Revenue rose to $1.05 billion from $958.9 million last year, matching analysts' predictions.

U.S. retail sales rose 4 percent to $527.9 million and same-store sales, or sales in stores open at least one year, fell 1 percent. Foreign tourist spending represented 14 percent of U.S. sales, up from 11 percent last year.

"Similar to what we have heard from many other retailers, we believe that fourth-quarter performance was affected by customers exhibiting some caution, tied to various macroeconomic factors," said Mark Aaron, Tiffany & Co. vice president of investor relations, during the conference call.

International retail sales rose 21 percent to $422.6 million, while same-store sales rose 6 percent.

Aaron said overall, sales were stronger in higher-priced categories.
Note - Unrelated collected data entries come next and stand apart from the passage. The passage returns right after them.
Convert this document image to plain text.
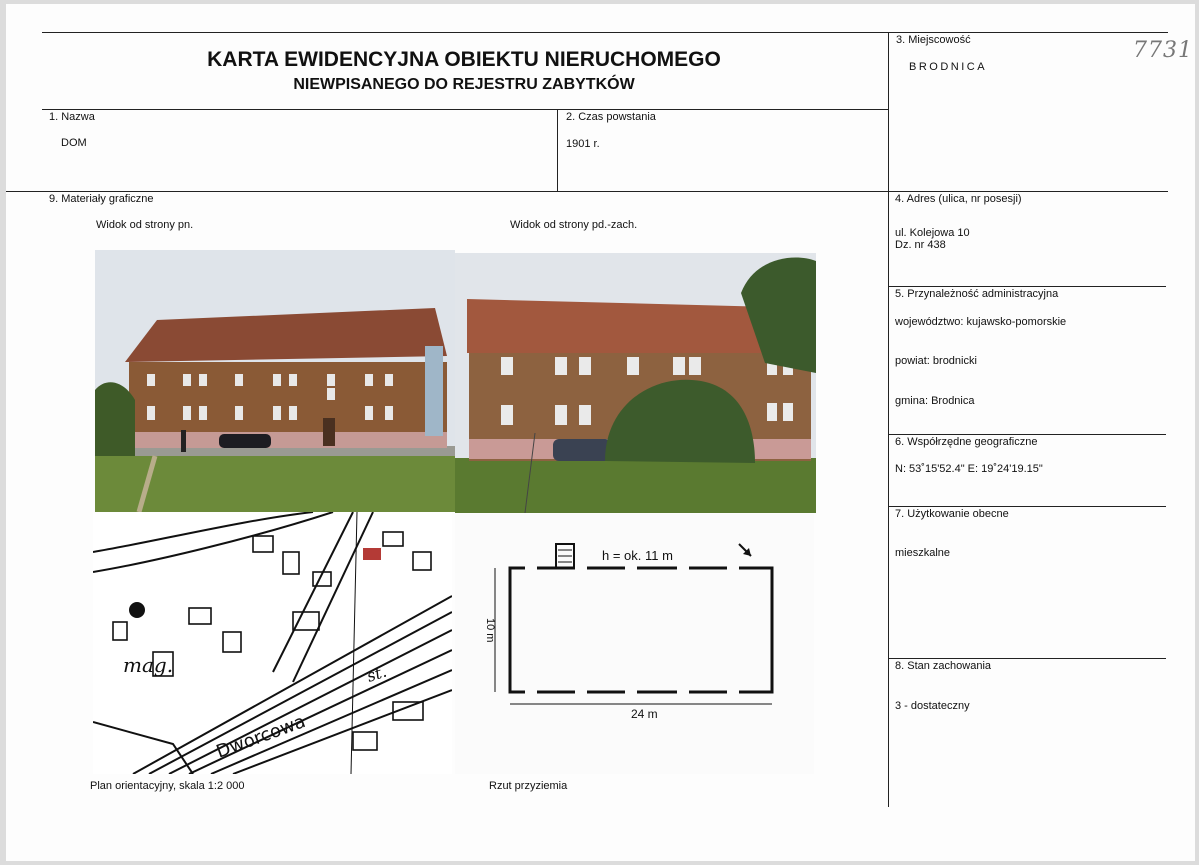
7731
KARTA EWIDENCYJNA OBIEKTU NIERUCHOMEGO
NIEWPISANEGO DO REJESTRU ZABYTKÓW
3. Miejscowość
BRODNICA
1. Nazwa
DOM
2. Czas powstania
1901 r.
9. Materiały graficzne
Widok od strony pn.	Widok od strony pd.-zach.
mag.
Dworcowa
st.
h = ok. 11 m
24 m
10 m
Plan orientacyjny, skala 1:2 000	Rzut przyziemia
4. Adres (ulica, nr posesji)
ul. Kolejowa 10
Dz. nr 438
5. Przynależność administracyjna
województwo: kujawsko-pomorskie
powiat: brodnicki
gmina: Brodnica
6. Współrzędne geograficzne
N: 53˚15'52.4" E: 19˚24'19.15"
7. Użytkowanie obecne
mieszkalne
8. Stan zachowania
3 - dostateczny
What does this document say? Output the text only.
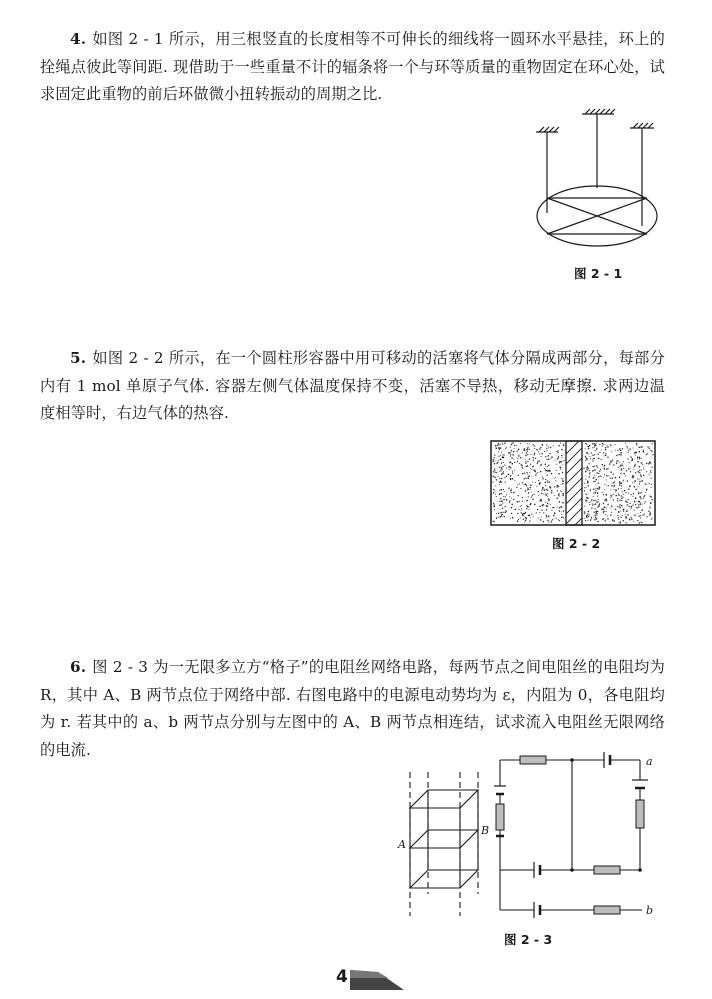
4. 如图 2 - 1 所示，用三根竖直的长度相等不可伸长的细线将一圆环水平悬挂，环上的拴绳点彼此等间距. 现借助于一些重量不计的辐条将一个与环等质量的重物固定在环心处，试求固定此重物的前后环做微小扭转振动的周期之比.
图 2 - 1
5. 如图 2 - 2 所示，在一个圆柱形容器中用可移动的活塞将气体分隔成两部分，每部分内有 1 mol 单原子气体. 容器左侧气体温度保持不变，活塞不导热，移动无摩擦. 求两边温度相等时，右边气体的热容.
图 2 - 2
6. 图 2 - 3 为一无限多立方“格子”的电阻丝网络电路，每两节点之间电阻丝的电阻均为 R，其中 A、B 两节点位于网络中部. 右图电路中的电源电动势均为 ε，内阻为 0，各电阻均为 r. 若其中的 a、b 两节点分别与左图中的 A、B 两节点相连结，试求流入电阻丝无限网络的电流.
A
B
a
b
图 2 - 3
4
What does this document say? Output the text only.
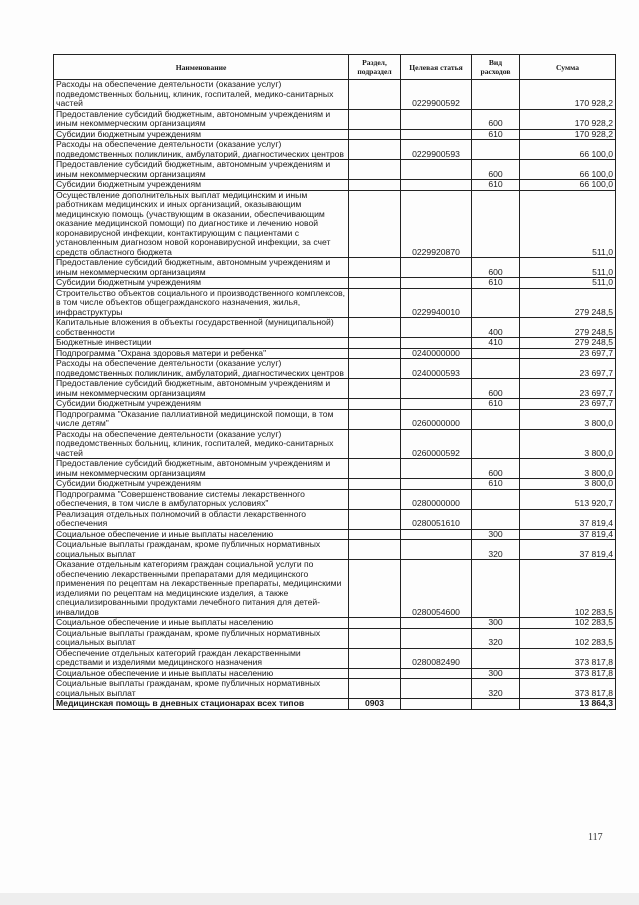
Наименование	Раздел, подраздел	Целевая статья	Вид расходов	Сумма
Расходы на обеспечение деятельности (оказание услуг) подведомственных больниц, клиник, госпиталей, медико-санитарных частей		0229900592		170 928,2
Предоставление субсидий бюджетным, автономным учреждениям и иным некоммерческим организациям			600	170 928,2
Субсидии бюджетным учреждениям			610	170 928,2
Расходы на обеспечение деятельности (оказание услуг) подведомственных поликлиник, амбулаторий, диагностических центров		0229900593		66 100,0
Предоставление субсидий бюджетным, автономным учреждениям и иным некоммерческим организациям			600	66 100,0
Субсидии бюджетным учреждениям			610	66 100,0
Осуществление дополнительных выплат медицинским и иным работникам медицинских и иных организаций, оказывающим медицинскую помощь (участвующим в оказании, обеспечивающим оказание медицинской помощи) по диагностике и лечению новой коронавирусной инфекции, контактирующим с пациентами с установленным диагнозом новой коронавирусной инфекции, за счет средств областного бюджета		0229920870		511,0
Предоставление субсидий бюджетным, автономным учреждениям и иным некоммерческим организациям			600	511,0
Субсидии бюджетным учреждениям			610	511,0
Строительство объектов социального и производственного комплексов, в том числе объектов общегражданского назначения, жилья, инфраструктуры		0229940010		279 248,5
Капитальные вложения в объекты государственной (муниципальной) собственности			400	279 248,5
Бюджетные инвестиции			410	279 248,5
Подпрограмма "Охрана здоровья матери и ребенка"		0240000000		23 697,7
Расходы на обеспечение деятельности (оказание услуг) подведомственных поликлиник, амбулаторий, диагностических центров		0240000593		23 697,7
Предоставление субсидий бюджетным, автономным учреждениям и иным некоммерческим организациям			600	23 697,7
Субсидии бюджетным учреждениям			610	23 697,7
Подпрограмма "Оказание паллиативной медицинской помощи, в том числе детям"		0260000000		3 800,0
Расходы на обеспечение деятельности (оказание услуг) подведомственных больниц, клиник, госпиталей, медико-санитарных частей		0260000592		3 800,0
Предоставление субсидий бюджетным, автономным учреждениям и иным некоммерческим организациям			600	3 800,0
Субсидии бюджетным учреждениям			610	3 800,0
Подпрограмма "Совершенствование системы лекарственного обеспечения, в том числе в амбулаторных условиях"		0280000000		513 920,7
Реализация отдельных полномочий в области лекарственного обеспечения		0280051610		37 819,4
Социальное обеспечение и иные выплаты населению			300	37 819,4
Социальные выплаты гражданам, кроме публичных нормативных социальных выплат			320	37 819,4
Оказание отдельным категориям граждан социальной услуги по обеспечению лекарственными препаратами для медицинского применения по рецептам на лекарственные препараты, медицинскими изделиями по рецептам на медицинские изделия, а также специализированными продуктами лечебного питания для детей-инвалидов		0280054600		102 283,5
Социальное обеспечение и иные выплаты населению			300	102 283,5
Социальные выплаты гражданам, кроме публичных нормативных социальных выплат			320	102 283,5
Обеспечение отдельных категорий граждан лекарственными средствами и изделиями медицинского назначения		0280082490		373 817,8
Социальное обеспечение и иные выплаты населению			300	373 817,8
Социальные выплаты гражданам, кроме публичных нормативных социальных выплат			320	373 817,8
Медицинская помощь в дневных стационарах всех типов	0903			13 864,3
117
For example, fine jewelry sales from $10,000 to $50,000 were stronger than sales in the $1,000 to $10,000 range.

For the year, net income rose 20 percent to $303.8 million, or $2.20 per share, from $253.9 million, or $1.80 per share, last year. Revenue rose 15 percent to $2.94 billion from $2.56 billion last year.

The company said it remains "cautious" about the U.S. environment in 2008 but expects robust growth elsewhere in the world.

The company expects an adjusted 2008 profit of $2.75 to $2.85 per share. Analysts expect $2.49 per share. The analysts estimates typically exclude one-time items.

In February, Tiffany & Co. forecast earnings of $2.50 to $2.55 per share. The increase in guidance is due to strong 2007 results, as well as a boost from a change in its accounting method, Tiffany said.

Beginning in the first quarter of 2008 it will stop valuing the "last-in-first-out" inventory accounting method, which assumes products acquired last are the ones sold or disposed of first, and begin using an average cost method, which values the cost of inventory is based on the average cost of goods. Tiffany expects the move will help fiscal 2008 results.

Tiffany predicts sales will rise about 10 percent, implying sales of $3.23 billion. Analysts expect revenue of $3.18 billion. It expects a "slight decline" in U.S. same-store sales for the year.

"We are forecasting softness in the U.S. sales for the first half of the year, which in turn should lead everyone to expect pressure on earnings in the first and second quarters, before rebounding later in the year," said Chief Financial Officer Jim Fernandez during the conference call.

Shares rose $4.97, or 12.9 percent, to $43.57 in midday trading Monday. They have traded in a 52-week range of $32.84 to $57.34.